As Lee-Anne points out, the dynamics in Phase I are very different to those of curative therapy. “Most of the patients that we see have been in the system for a while,” she explains. “They’ve had a lot of treatment and are familiar with what being part of anti-cancer treatment is all about. That’s changing a little bit now with these immunotherapy drugs—some people are trying these out first, before anything else. But, by and large, our study patients have exhausted standard options. That’s how Janet came to us; her husband had found this trial and I think they saw it as a last chance.”

The two first met when Janet came in to sign her consent form. Not long into the appointment, Janet broke down and started crying. “She was obviously very nervous about enrolling in the study,” Lee-Anne explains. “She’d had chemotherapy already and I think she was very concerned about running into the same side effects she’d experienced before, because they’d been really difficult for her. But, like a lot of patients, she didn’t want to have no treatment.”

They talked for a long time. Lee-Anne learned that Janet had experienced an intestinal obstruction during chemotherapy and had ended up in hospital, believing she would never leave. Lee-Anne drew a red circle around that in her notes, reminding herself to watch for any side effects that could lead in that direction. She didn’t want Janet to feel the same anxiety she had during chemotherapy—and she was in a position to do something about it.

As a trials nurse, Lee-Anne sees the same patients—Janet included—week in and week out. She’s their primary contact, which makes her the gatekeeper when it comes to monitoring adverse events, escalating issues, and coordinating the wider team for consultation. She and her colleagues set patients up on their protocols and administer their treatments. They work to manage any side effects and investigate any problems. If a patient needs an ultrasound, hydration, a blood transfusion, a nurse will schedule and oversee those interventions. “There’s a lot of independence and there’s a lot of decision-making and critical thinking,” she reflects.

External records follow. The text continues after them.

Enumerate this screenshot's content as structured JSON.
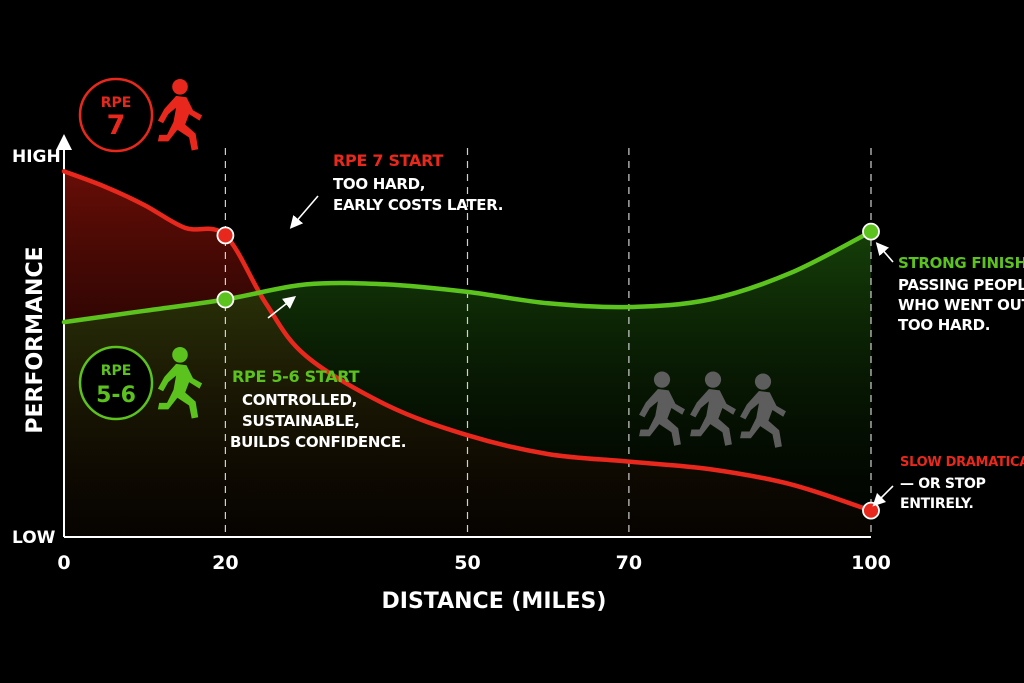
{
  "chart_data": {
    "type": "line",
    "xlabel": "DISTANCE (MILES)",
    "ylabel": "PERFORMANCE",
    "x_ticks": [
      "0",
      "20",
      "50",
      "70",
      "100"
    ],
    "xlim": [
      0,
      100
    ],
    "y_ticks": {
      "high": "HIGH",
      "low": "LOW"
    },
    "ylim": [
      0,
      1
    ],
    "vlines": [
      20,
      50,
      70,
      100
    ],
    "series": [
      {
        "name": "RPE 7",
        "color": "#e8281c",
        "points": [
          [
            0,
            0.97
          ],
          [
            5,
            0.93
          ],
          [
            10,
            0.88
          ],
          [
            15,
            0.82
          ],
          [
            20,
            0.8
          ],
          [
            25,
            0.62
          ],
          [
            30,
            0.48
          ],
          [
            40,
            0.35
          ],
          [
            50,
            0.27
          ],
          [
            60,
            0.22
          ],
          [
            70,
            0.2
          ],
          [
            80,
            0.18
          ],
          [
            90,
            0.14
          ],
          [
            100,
            0.07
          ]
        ],
        "markers": [
          20,
          100
        ]
      },
      {
        "name": "RPE 5-6",
        "color": "#5cc21e",
        "points": [
          [
            0,
            0.57
          ],
          [
            10,
            0.6
          ],
          [
            20,
            0.63
          ],
          [
            30,
            0.67
          ],
          [
            40,
            0.67
          ],
          [
            50,
            0.65
          ],
          [
            60,
            0.62
          ],
          [
            70,
            0.61
          ],
          [
            80,
            0.63
          ],
          [
            90,
            0.7
          ],
          [
            100,
            0.81
          ]
        ],
        "markers": [
          20,
          100
        ]
      }
    ],
    "badges": [
      {
        "line1": "RPE",
        "line2": "7",
        "color": "#e8281c",
        "icon": "runner-icon"
      },
      {
        "line1": "RPE",
        "line2": "5-6",
        "color": "#5cc21e",
        "icon": "runner-icon"
      }
    ],
    "annotations": [
      {
        "title": "RPE 7 START",
        "title_color": "#e8281c",
        "lines": [
          "TOO HARD,",
          "EARLY COSTS LATER."
        ]
      },
      {
        "title": "RPE 5-6 START",
        "title_color": "#5cc21e",
        "lines": [
          "CONTROLLED,",
          "SUSTAINABLE,",
          "BUILDS CONFIDENCE."
        ]
      },
      {
        "title": "STRONG FINISH.",
        "title_color": "#5cc21e",
        "lines": [
          "PASSING PEOPLE",
          "WHO WENT OUT",
          "TOO HARD."
        ]
      },
      {
        "title": "SLOW DRAMATICALLY",
        "title_color": "#e8281c",
        "lines": [
          "— OR STOP",
          "ENTIRELY."
        ]
      }
    ],
    "grid": false
  }
}
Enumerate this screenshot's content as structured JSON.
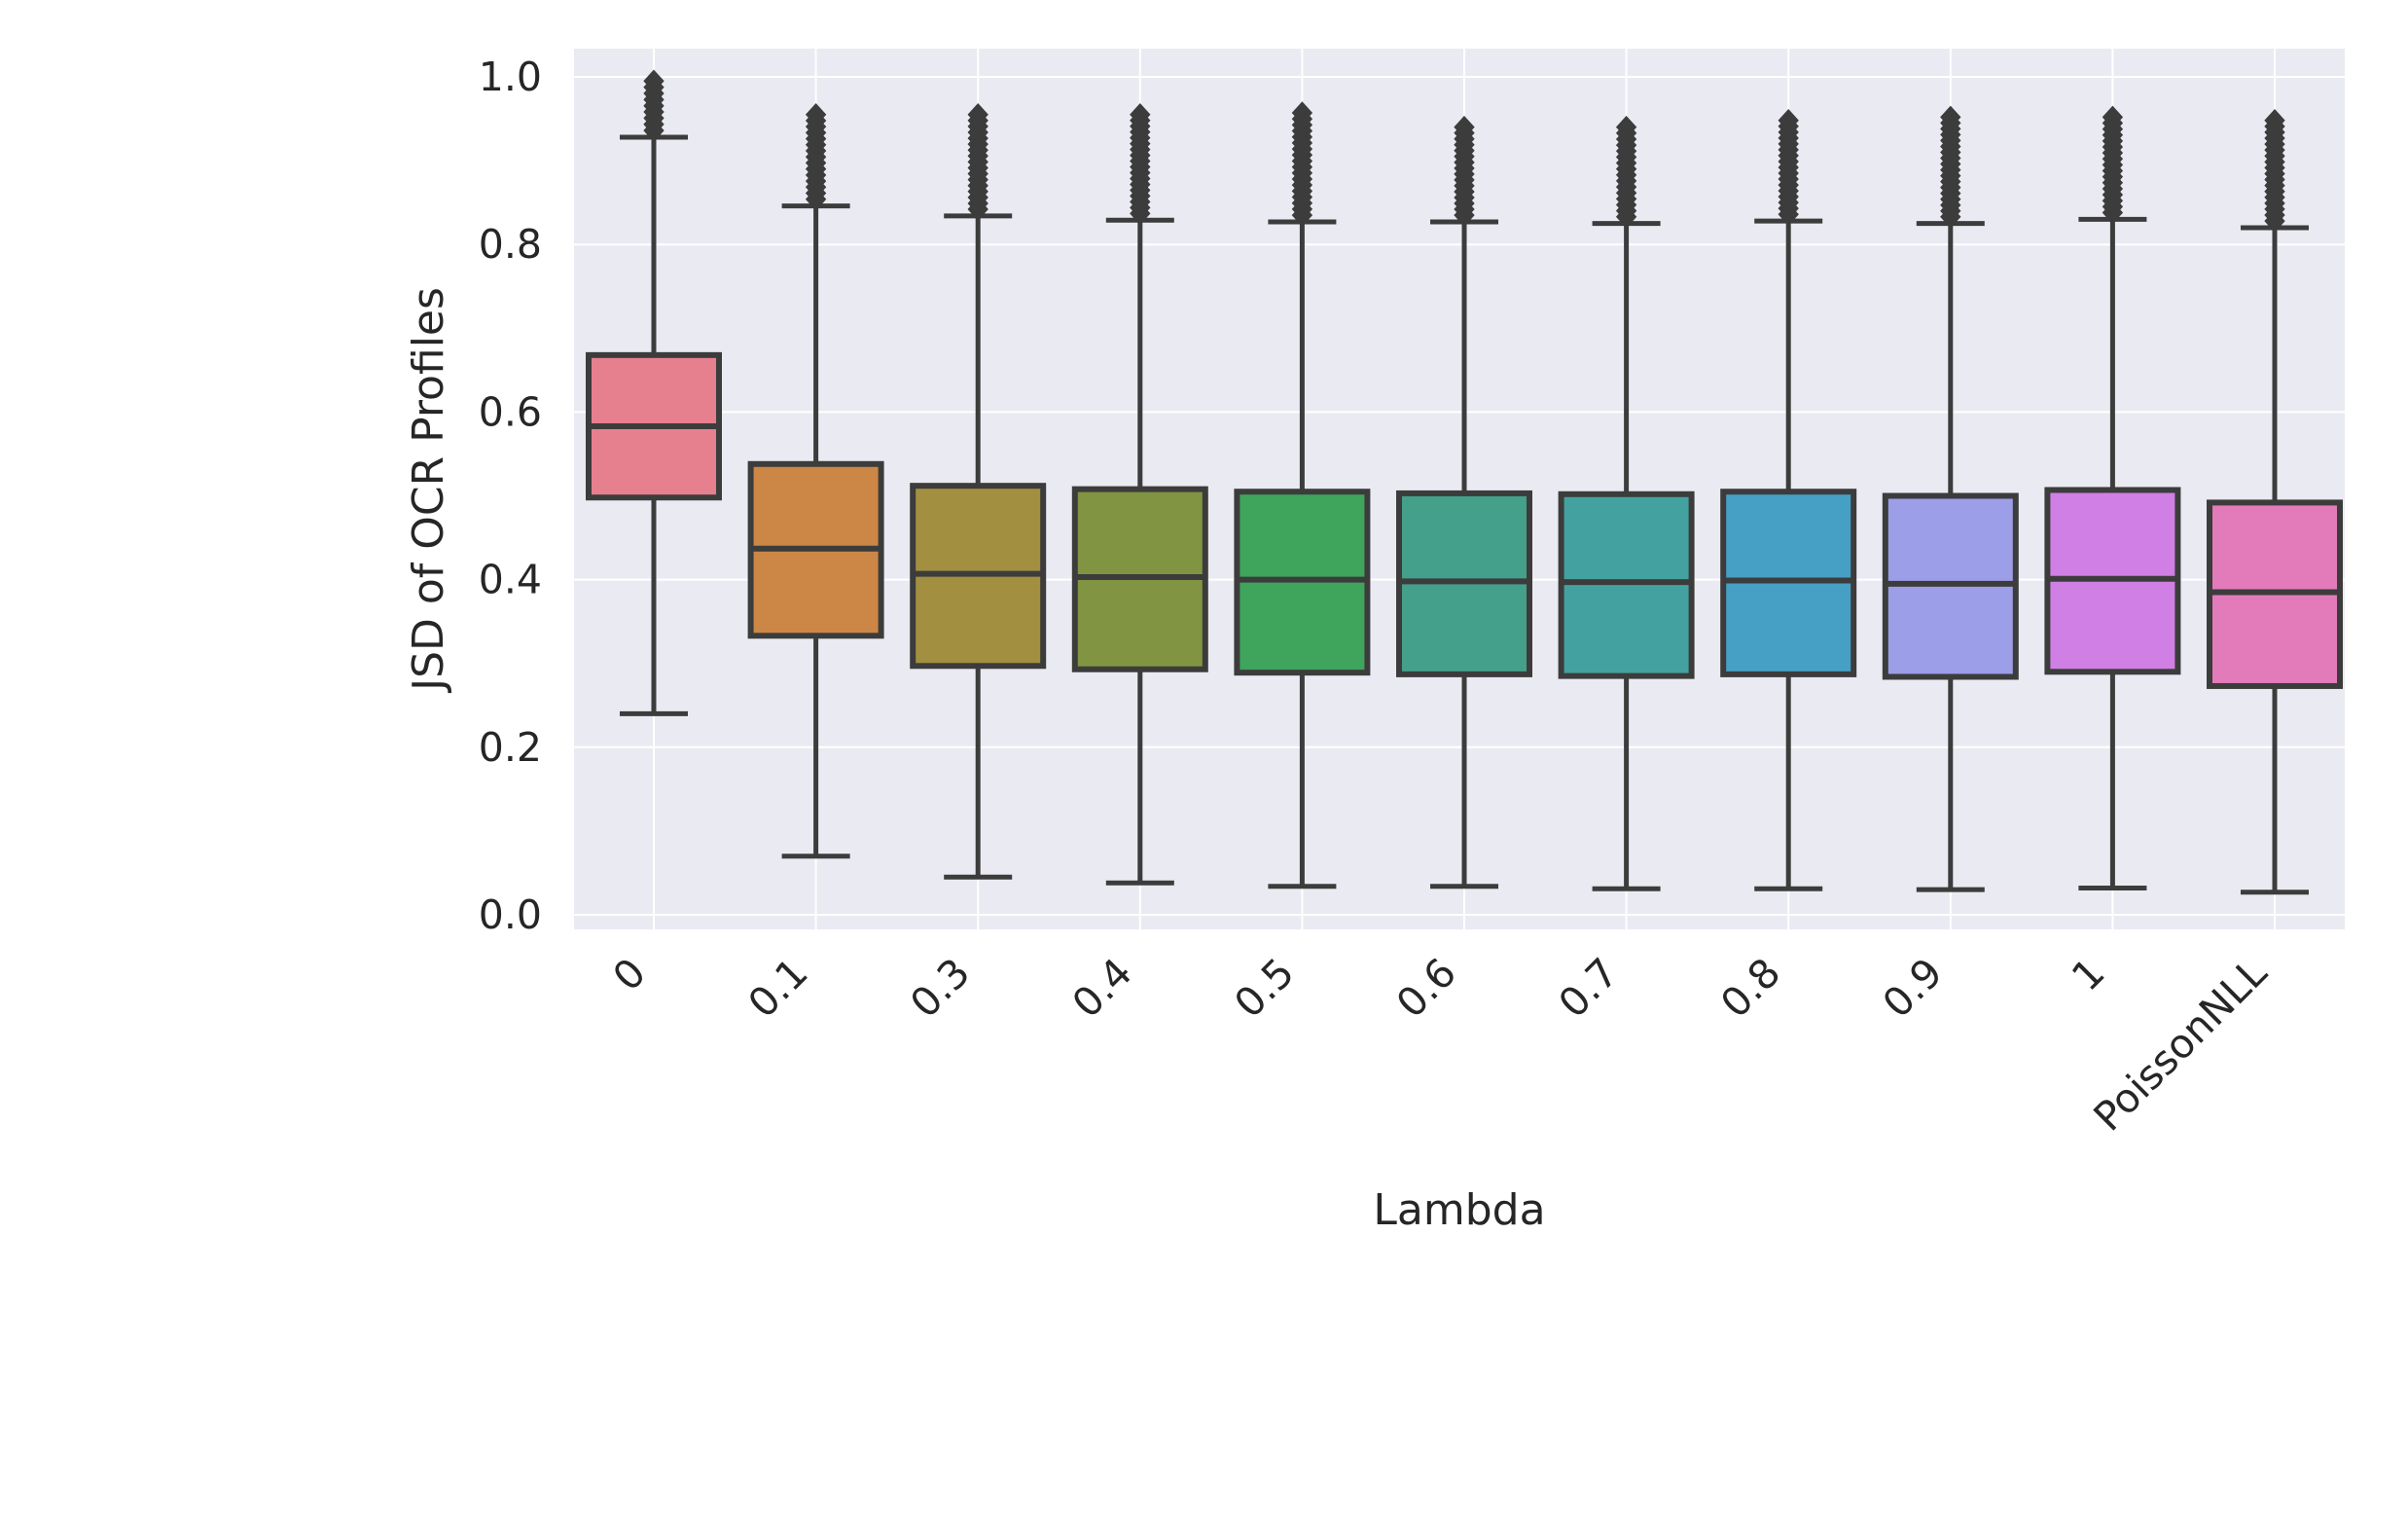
{
  "chart_data": {
    "type": "box",
    "title": "",
    "xlabel": "Lambda",
    "ylabel": "JSD of OCR Profiles",
    "ylim": [
      -0.02,
      1.02
    ],
    "yticks": [
      0.0,
      0.2,
      0.4,
      0.6,
      0.8,
      1.0
    ],
    "ytick_labels": [
      "0.0",
      "0.2",
      "0.4",
      "0.6",
      "0.8",
      "1.0"
    ],
    "grid": true,
    "background": "#eaeaf2",
    "categories": [
      "0",
      "0.1",
      "0.3",
      "0.4",
      "0.5",
      "0.6",
      "0.7",
      "0.8",
      "0.9",
      "1",
      "PoissonNLL"
    ],
    "series": [
      {
        "category": "0",
        "whislo": 0.24,
        "q1": 0.498,
        "med": 0.583,
        "q3": 0.668,
        "whishi": 0.928,
        "outlier_max": 0.995,
        "color": "#e67f8e"
      },
      {
        "category": "0.1",
        "whislo": 0.07,
        "q1": 0.333,
        "med": 0.437,
        "q3": 0.538,
        "whishi": 0.846,
        "outlier_max": 0.955,
        "color": "#cc8746"
      },
      {
        "category": "0.3",
        "whislo": 0.045,
        "q1": 0.297,
        "med": 0.407,
        "q3": 0.512,
        "whishi": 0.834,
        "outlier_max": 0.955,
        "color": "#a38f40"
      },
      {
        "category": "0.4",
        "whislo": 0.038,
        "q1": 0.293,
        "med": 0.403,
        "q3": 0.508,
        "whishi": 0.829,
        "outlier_max": 0.955,
        "color": "#819442"
      },
      {
        "category": "0.5",
        "whislo": 0.034,
        "q1": 0.289,
        "med": 0.4,
        "q3": 0.505,
        "whishi": 0.827,
        "outlier_max": 0.957,
        "color": "#3fa45c"
      },
      {
        "category": "0.6",
        "whislo": 0.034,
        "q1": 0.287,
        "med": 0.398,
        "q3": 0.503,
        "whishi": 0.827,
        "outlier_max": 0.94,
        "color": "#44a08a"
      },
      {
        "category": "0.7",
        "whislo": 0.031,
        "q1": 0.285,
        "med": 0.397,
        "q3": 0.502,
        "whishi": 0.825,
        "outlier_max": 0.94,
        "color": "#43a2a0"
      },
      {
        "category": "0.8",
        "whislo": 0.031,
        "q1": 0.287,
        "med": 0.399,
        "q3": 0.505,
        "whishi": 0.828,
        "outlier_max": 0.948,
        "color": "#46a0c6"
      },
      {
        "category": "0.9",
        "whislo": 0.03,
        "q1": 0.284,
        "med": 0.395,
        "q3": 0.5,
        "whishi": 0.825,
        "outlier_max": 0.952,
        "color": "#9c9ee8"
      },
      {
        "category": "1",
        "whislo": 0.032,
        "q1": 0.29,
        "med": 0.401,
        "q3": 0.507,
        "whishi": 0.83,
        "outlier_max": 0.952,
        "color": "#d07fe4"
      },
      {
        "category": "PoissonNLL",
        "whislo": 0.027,
        "q1": 0.273,
        "med": 0.385,
        "q3": 0.492,
        "whishi": 0.82,
        "outlier_max": 0.948,
        "color": "#e37bbb"
      }
    ],
    "line_color": "#3c3c3c",
    "grid_color": "#ffffff"
  }
}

“And, of course, much deeper relationships.”

And that matters.

“I worked in the Emergency Department before this,” Lee-Anne says. “It was fast-paced and interesting but I didn’t find that it was very rewarding in terms of the relationships you built with patients—because you didn’t really build them. You saw patients for one shift and you never saw them again. There was no continuity of care, you never knew what the outcome was.”
In contrast, all of the patients in a Phase I trial have advanced cancer. “There’s an enormous effort made to get them screened and treated as soon as possible. If we don’t get them treatments quickly, they may progress. We have administrative staff who do a lot of our bookings, but sometimes a department is a bit behind—it happens—and you have to step in. You just have to get things done in this program, there is no time to wait.”

This bias toward action is built into the Phase I Program itself. And it’s inculcated in every professional who joins the team. When Lee-Anne first started, there were just three nurses. She processed her blood samples in the centrifuge and shipped them herself with FedEx. Today, the Princess Margaret Correlative Studies Group looks after those logistics so that Lee-Anne and her colleagues can spend more time with patients. “There are nine of us nurses now,” she says. “Each is responsible for somewhere in the neighbourhood of 15–20 patients at a time. Our program has grown significantly over the time that I’ve been here, and it’s only getting better as it does.”